Pour le Moyen-Orient, je ne vois pas beaucoup de différences entre Kamala Harris et Donald Trump. Il y a à Washington un consensus institutionnel sur le Proche-Orient. Les États-Unis viennent de donner à Israël 17 milliards de dollars. Ils ont établi un pont aérien depuis le début de la guerre. L’aspect pornographique de l’ovation de Netanyahou au Congrès restera dans les mémoires. L’accueil délirant que les congressistes lui ont réservé laisse à penser que si Netanyahou se présentait à la présidentielle américaine, il serait élu facilement ! Il y a cependant quand même une différence entre Trump et Harris. Celle-ci sera peut-être un peu plus sensible que Biden au discours de la gauche de son parti, lequel est lui-même de plus en plus hostile à la politique de Netanyahou ; mais elle restera dans la démarche démocrate traditionnelle. Trump est très différent. Cet homme sans conviction profonde, dominé par l’idée que les transactions règlent tout, capable d’embrasser Kim Jong-un, peut demain embrasser l’ayatollah Khamenei ou même engager un dialogue avec le Hamas s’il y voit son intérêt.
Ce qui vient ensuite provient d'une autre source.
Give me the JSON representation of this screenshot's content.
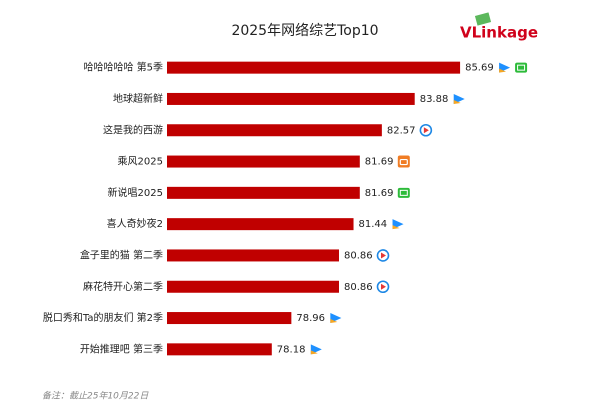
{
  "chart_data": {
    "type": "hbar",
    "title": "2025年网络综艺Top10",
    "logo": "VLinkage",
    "categories": [
      "哈哈哈哈哈 第5季",
      "地球超新鲜",
      "这是我的西游",
      "乘风2025",
      "新说唱2025",
      "喜人奇妙夜2",
      "盒子里的猫 第二季",
      "麻花特开心第二季",
      "脱口秀和Ta的朋友们 第2季",
      "开始推理吧 第三季"
    ],
    "values": [
      85.69,
      83.88,
      82.57,
      81.69,
      81.69,
      81.44,
      80.86,
      80.86,
      78.96,
      78.18
    ],
    "color": "#c00000",
    "xlim": [
      74,
      88
    ],
    "note": "备注：截止25年10月22日"
  }
}
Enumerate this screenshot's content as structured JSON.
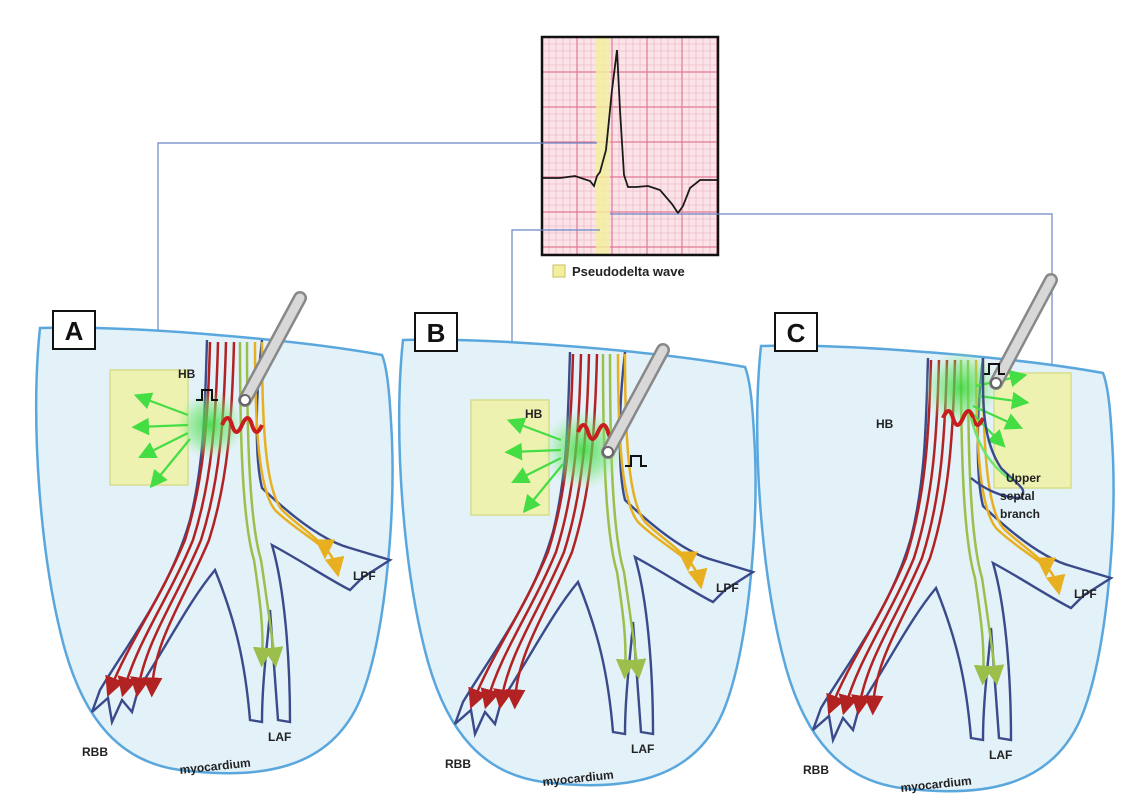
{
  "ecg": {
    "legend_label": "Pseudodelta wave",
    "highlight_color": "#f4ef9c",
    "grid_color": "#e8a4b4",
    "background": "#fbe3e8"
  },
  "panels": [
    {
      "letter": "A",
      "hb": "HB",
      "rbb": "RBB",
      "laf": "LAF",
      "lpf": "LPF",
      "myocardium": "myocardium"
    },
    {
      "letter": "B",
      "hb": "HB",
      "rbb": "RBB",
      "laf": "LAF",
      "lpf": "LPF",
      "myocardium": "myocardium"
    },
    {
      "letter": "C",
      "hb": "HB",
      "rbb": "RBB",
      "laf": "LAF",
      "lpf": "LPF",
      "myocardium": "myocardium",
      "upper_septal_line1": "Upper",
      "upper_septal_line2": "septal",
      "upper_septal_line3": "branch"
    }
  ],
  "colors": {
    "myocardium_fill": "#e3f1f8",
    "myocardium_border": "#5aa7de",
    "conduction_outline": "#3a4a8a",
    "rbb_fibers": "#b22222",
    "mid_fibers": "#9bbf4a",
    "lpf_fibers": "#e8b020",
    "capture_zone": "#5fe05f",
    "hb_box": "#eef2b0",
    "connector_line": "#5b7fc4"
  }
}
Avec Harris, la ligne démocrate se maintiendra globalement ; avec Trump, c’est l’inconnu absolu. 

Le Royaume-Uni a annoncé cesser ses livraisons d’armes à Israël dans certaines circonstances. Est-ce le signe annonciateur d’un potentiel changement de la position des Européens vis-à-vis d’Israël ? À terme, peut-on imaginer une évolution de la « relation spéciale » des États-Unis avec Israël ? 
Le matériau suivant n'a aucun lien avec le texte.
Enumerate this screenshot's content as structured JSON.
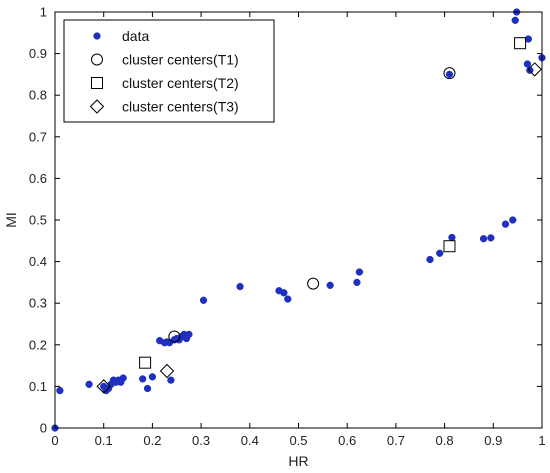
{
  "chart_data": {
    "type": "scatter",
    "xlabel": "HR",
    "ylabel": "MI",
    "xlim": [
      0,
      1
    ],
    "ylim": [
      0,
      1
    ],
    "grid": false,
    "legend_position": "top-left",
    "x_ticks": [
      "0",
      "0.1",
      "0.2",
      "0.3",
      "0.4",
      "0.5",
      "0.6",
      "0.7",
      "0.8",
      "0.9",
      "1"
    ],
    "y_ticks": [
      "0",
      "0.1",
      "0.2",
      "0.3",
      "0.4",
      "0.5",
      "0.6",
      "0.7",
      "0.8",
      "0.9",
      "1"
    ],
    "series": [
      {
        "name": "data",
        "marker": "filled-circle",
        "color": "#1f2fbf",
        "points": [
          [
            0.0,
            0.0
          ],
          [
            0.01,
            0.09
          ],
          [
            0.07,
            0.105
          ],
          [
            0.1,
            0.1
          ],
          [
            0.105,
            0.09
          ],
          [
            0.11,
            0.095
          ],
          [
            0.115,
            0.105
          ],
          [
            0.12,
            0.115
          ],
          [
            0.125,
            0.11
          ],
          [
            0.13,
            0.115
          ],
          [
            0.135,
            0.11
          ],
          [
            0.14,
            0.12
          ],
          [
            0.18,
            0.118
          ],
          [
            0.19,
            0.095
          ],
          [
            0.2,
            0.123
          ],
          [
            0.215,
            0.21
          ],
          [
            0.225,
            0.205
          ],
          [
            0.23,
            0.207
          ],
          [
            0.235,
            0.205
          ],
          [
            0.238,
            0.115
          ],
          [
            0.245,
            0.212
          ],
          [
            0.25,
            0.215
          ],
          [
            0.255,
            0.212
          ],
          [
            0.26,
            0.22
          ],
          [
            0.265,
            0.225
          ],
          [
            0.27,
            0.215
          ],
          [
            0.275,
            0.225
          ],
          [
            0.305,
            0.307
          ],
          [
            0.38,
            0.34
          ],
          [
            0.46,
            0.33
          ],
          [
            0.47,
            0.325
          ],
          [
            0.478,
            0.31
          ],
          [
            0.565,
            0.343
          ],
          [
            0.62,
            0.35
          ],
          [
            0.625,
            0.375
          ],
          [
            0.77,
            0.405
          ],
          [
            0.79,
            0.42
          ],
          [
            0.81,
            0.85
          ],
          [
            0.815,
            0.458
          ],
          [
            0.88,
            0.455
          ],
          [
            0.895,
            0.457
          ],
          [
            0.925,
            0.49
          ],
          [
            0.94,
            0.5
          ],
          [
            0.945,
            0.98
          ],
          [
            0.948,
            1.0
          ],
          [
            0.97,
            0.875
          ],
          [
            0.972,
            0.935
          ],
          [
            0.975,
            0.86
          ],
          [
            1.0,
            0.89
          ]
        ]
      },
      {
        "name": "cluster centers(T1)",
        "marker": "open-circle",
        "color": "#000000",
        "points": [
          [
            0.245,
            0.22
          ],
          [
            0.53,
            0.347
          ],
          [
            0.81,
            0.853
          ]
        ]
      },
      {
        "name": "cluster centers(T2)",
        "marker": "open-square",
        "color": "#000000",
        "points": [
          [
            0.185,
            0.157
          ],
          [
            0.81,
            0.437
          ],
          [
            0.955,
            0.925
          ]
        ]
      },
      {
        "name": "cluster centers(T3)",
        "marker": "open-diamond",
        "color": "#000000",
        "points": [
          [
            0.1,
            0.1
          ],
          [
            0.23,
            0.137
          ],
          [
            0.985,
            0.862
          ]
        ]
      }
    ]
  }
}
L’attitude de l’Occident sur le conflit israélo-palestinien est très éloignée de la position dominante dans le monde. Elle est fondée sur l’idée que ce conflit est en continuité avec l’histoire européenne. L’Holocauste a créé Israël, et donc s’attaquer à Israël, c’est refaire l’Holocauste. Or on assiste à un phénomène très surprenant, c’est que le soutien le plus déterminé à Israël et à sa politique ne vient pas du judaïsme occidental ; il vient notamment de ceux qui ont été ou restent encore des antisémites. C’est particulièrement vrai aux États-Unis : là, les forces fondamentales du soutien à Israël ne sont pas les Juifs, mais les chrétiens évangéliques. Et en Europe, surtout en Allemagne, le fait que la critique de la politique israélienne passe facilement pour de l’antisémitisme dit quelque chose des Européens : on flaire partout l’antisémitisme chez les autres, les musulmans en particulier, parce qu’on a peur d’être soi-même resté prisonnier de l’antisémitisme. Je suis très inquiet que l’on continue de confondre depuis un an la Seconde Guerre mondiale avec la guerre au Moyen-Orient. Si les Occidentaux continuent de refuser de voir que c’est tout autre chose, ils vont droit dans le mur. 
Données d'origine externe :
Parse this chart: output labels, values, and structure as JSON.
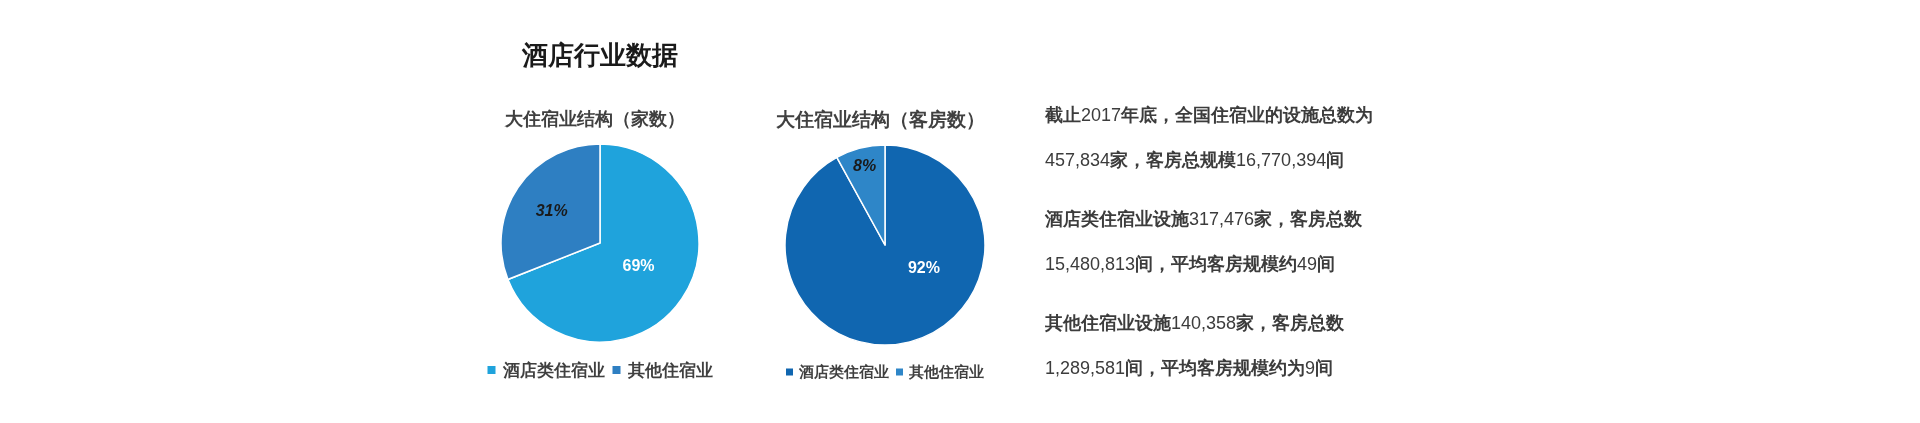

Le 7 octobre restera-t-il dans la conscience mondiale comme l’est resté le 11 Septembre ?

Je ne le crois pas. Non que je nie la dimension de ce qui est advenu le 7 octobre. Mais le 11 Septembre est une rupture radicale : la plus grande puissance mondiale, en situation de paix, est attaquée par une organisation terroriste. Le 7 octobre, lui, se situe dans la continuité d’un conflit long, qui existe depuis un siècle et demi. 

Une sortie de crise est-elle possible ? 

Le pire serait une confrontation générale sans aucun respect du droit international qui, au-delà des Palestiniens, s’étendrait à l’ensemble des populations arabes et mènerait aux deux apocalypses menaçant l’humanité : une guerre nucléaire ou une guerre entre grandes puissances. La clé d’une sortie de crise serait la répudiation définitive du projet du Grand Israël par les élites politiques et intellectuelles israéliennes. Or les sondages israéliens montrent que c’est l’inverse qui se passe. Personnellement, je ne vois pas d’issue. Et malheureusement, je suis convaincu que nous sommes entrés au Moyen-Orient dans un cycle de violences long et de plus en plus sanglant.